Aggregation of Mei2p induced by Mip1-15p overproduction. (A) Flow cytometry of the wild-type diploid strain JY765 carrying pGFT81-mei2 and either pREP2-mip1-FLAG, pREP2-mip1-15-FLAG, or the vector pREP2. Each strain was grown to 4 × 10⁶ cells/ml in MM and shifted to MM-N to induce meiosis. Cells were harvested at intervals after the shift and subjected to flow cytometry. Sporulation efficiency of each strain was determined 24 h after the shift. (B) The same strains as in panel A were fixed by methanol at 4 h after the shift and observed for fluorescence of Mei2p-GFP. Fluorescence micrographs of cells stained with the DNA-binding dye Hoechst 33342 are also shown. (C) Cells producing Mei2p-GFP and Mip1-15p-FLAG were fixed by formaldehyde at 4 h after the shift.
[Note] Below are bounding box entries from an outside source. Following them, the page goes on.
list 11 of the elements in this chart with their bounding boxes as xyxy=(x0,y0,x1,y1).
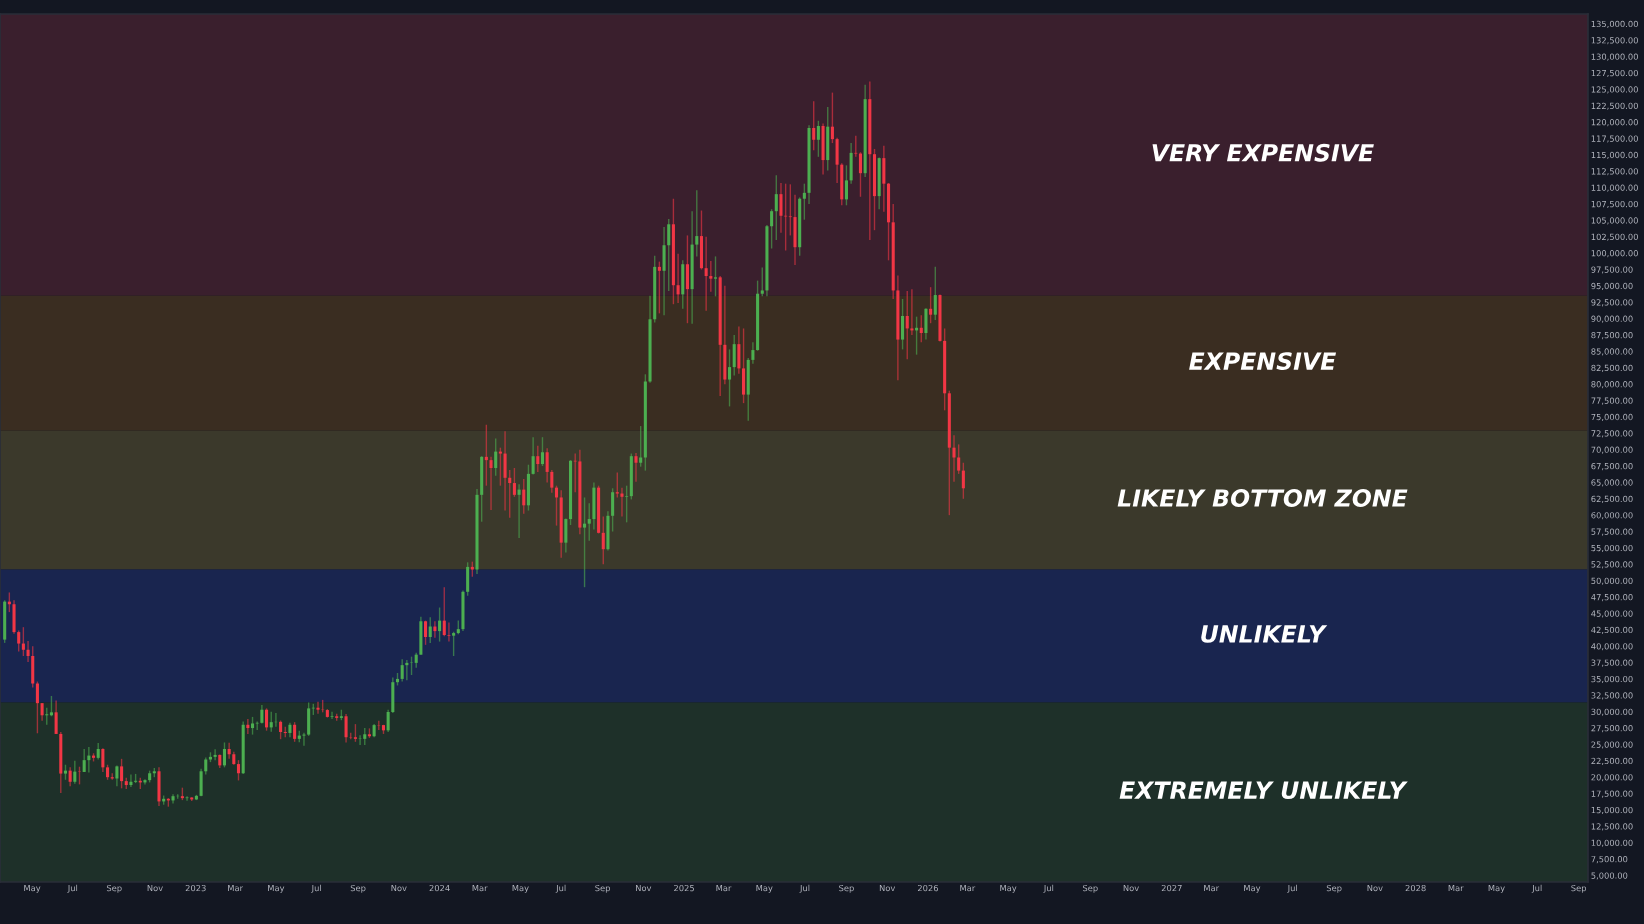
band-label: EXTREMELY UNLIKELY xyxy=(1119,781,1408,800)
candlestick xyxy=(213,748,217,761)
band-label: LIKELY BOTTOM ZONE xyxy=(1117,489,1408,507)
candlestick xyxy=(246,718,250,735)
band-label: VERY EXPENSIVE xyxy=(1152,143,1374,162)
candlestick xyxy=(227,742,231,760)
band-label: EXPENSIVE xyxy=(1189,352,1337,371)
candlestick xyxy=(129,773,133,788)
band-label: UNLIKELY xyxy=(1201,625,1328,643)
candlestick xyxy=(316,701,320,715)
candlestick xyxy=(302,731,306,747)
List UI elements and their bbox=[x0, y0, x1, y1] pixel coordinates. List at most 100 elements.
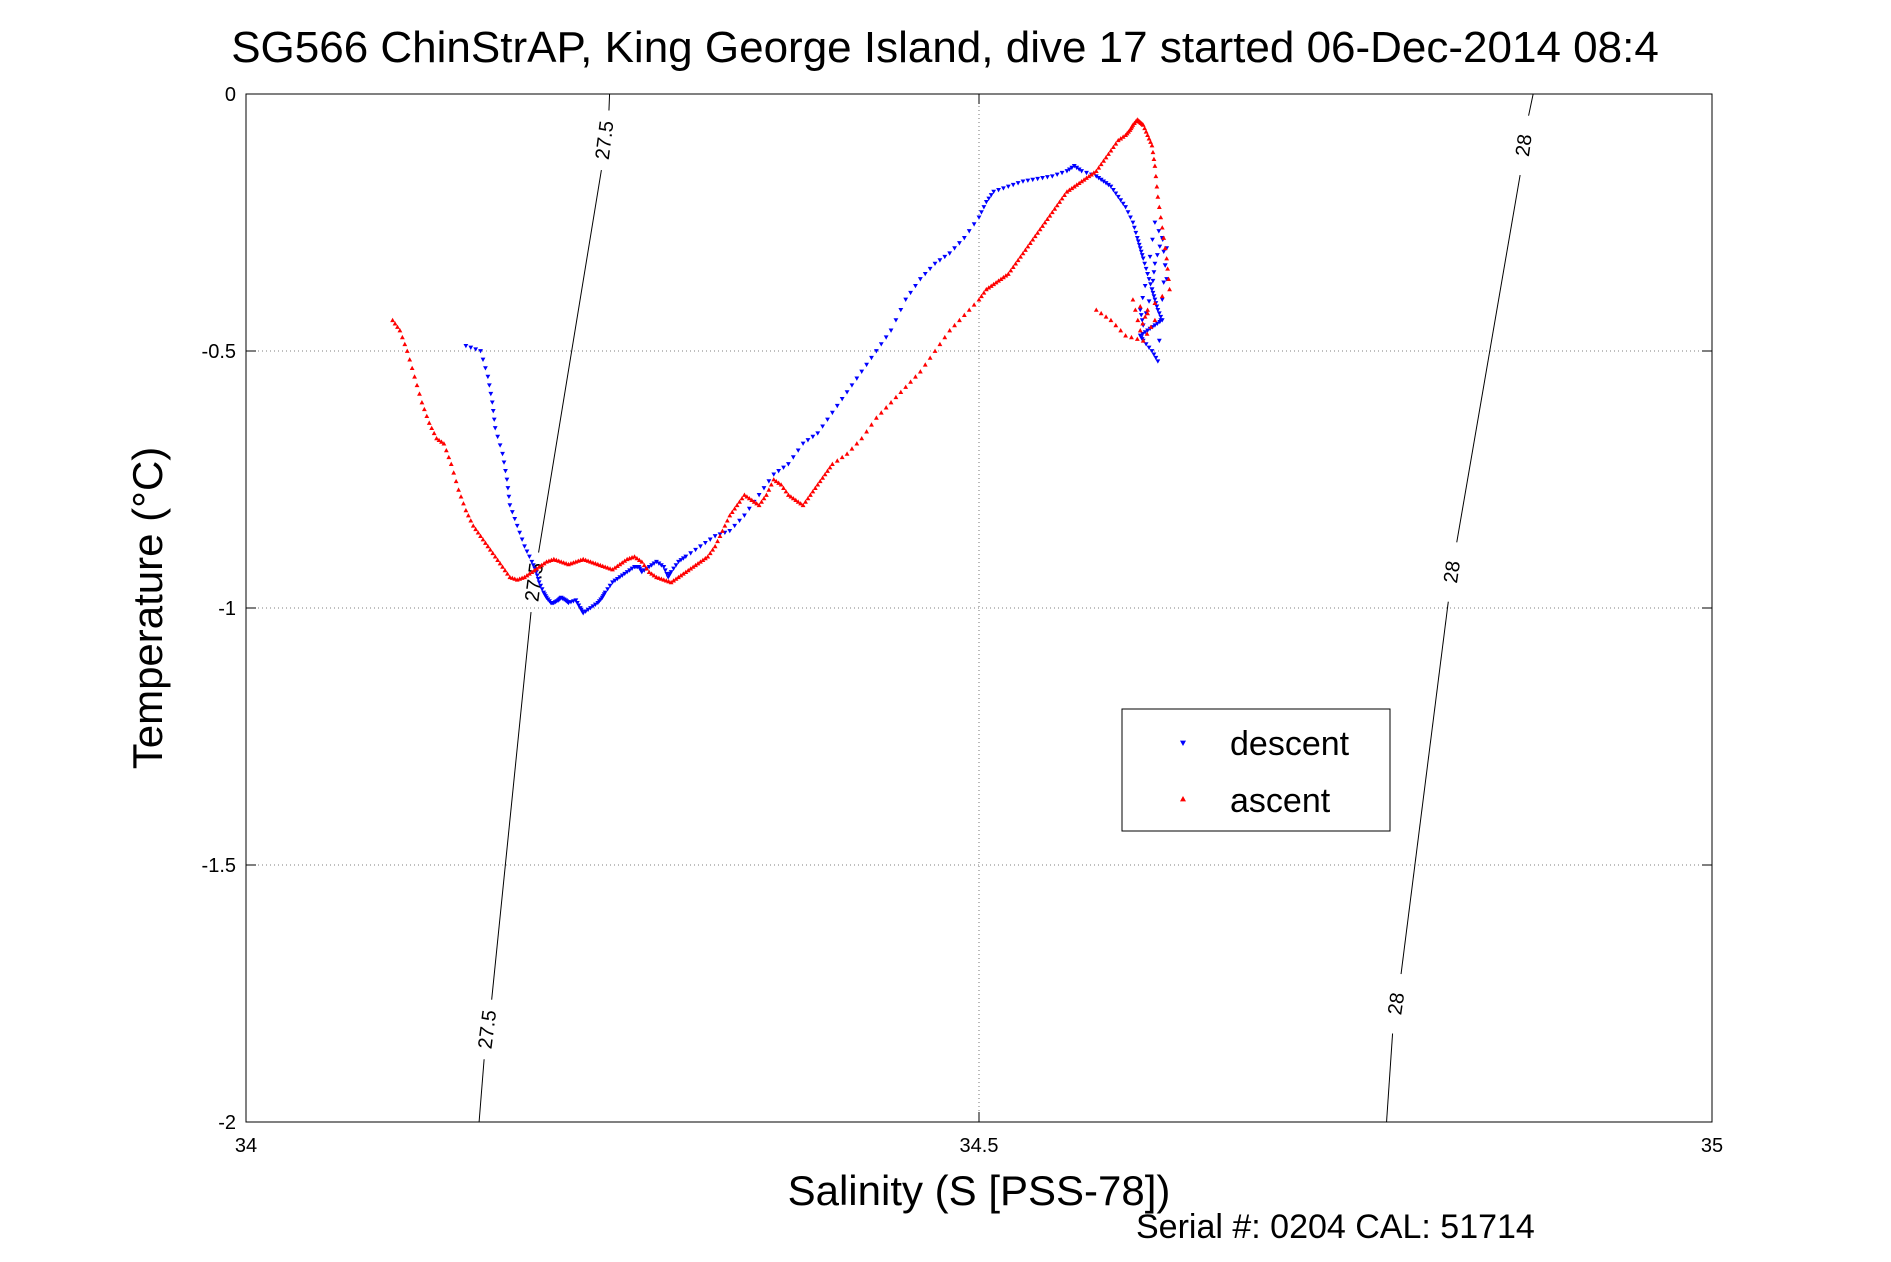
data-point-ascent bbox=[1042, 220, 1048, 225]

They were doubly immunostained with anti-GFP antibodies and a monoclonal anti-FLAG antibody and subjected to fluorescence microscopy.

FIG. 8

mip1 is required for the mating process. (A) h⁹⁰ mip1-15 integrant (int.) strains with or without the authentic mip1⁺ gene (JW195 or JW196) were streaked on sporulation medium SSA and incubated at 30°C for 4 days. The mating frequency of each strain was scored under the microscope. (B) Northern blot analysis of mip1-15-overexpressing cells. Total RNA was extracted from the same strains as analyzed in Fig. 7, either growing exponentially (0 h) or starved of nitrogen for 4 h. RNA (10 μg) was loaded in each lane after denaturation by formamide, electrophoresed, transferred to a nylon membrane, and hybridized with the indicated probes. rRNA in each sample, stained with ethidium bromide, are shown in the lower panel to verify nearly equal loading of RNA in each lane. (C) Coimmunoprecipitation of Mip1p and Ste11p. Crude extracts were prepared from cells expressing tagged proteins as indicated and growing mitotically. They were subjected to immunoprecipitation (IP) with an anti-FLAG antibody. The precipitates were subjected to SDS-PAGE and examined for the presence of Ste11 protein by Western blotting using an anti-HA antibody. Immunoblotting patterns of the crude extracts are also shown.

FIG. 9

Interaction of Mip1p with unphosphorylated Mei2p, examined by yeast three-hybrid analysis. Either LexA-Mei2p or LexA-Mei2-SATAp was expressed together with either active Pat1p or kinase-negative Pat1-Dp from a single plasmid. GAD-Mip1p was expressed from another plasmid. For each combination, two independent transformants were assayed for β-galactosidase activity. The intensity of the blue color is reproduced in black and white here.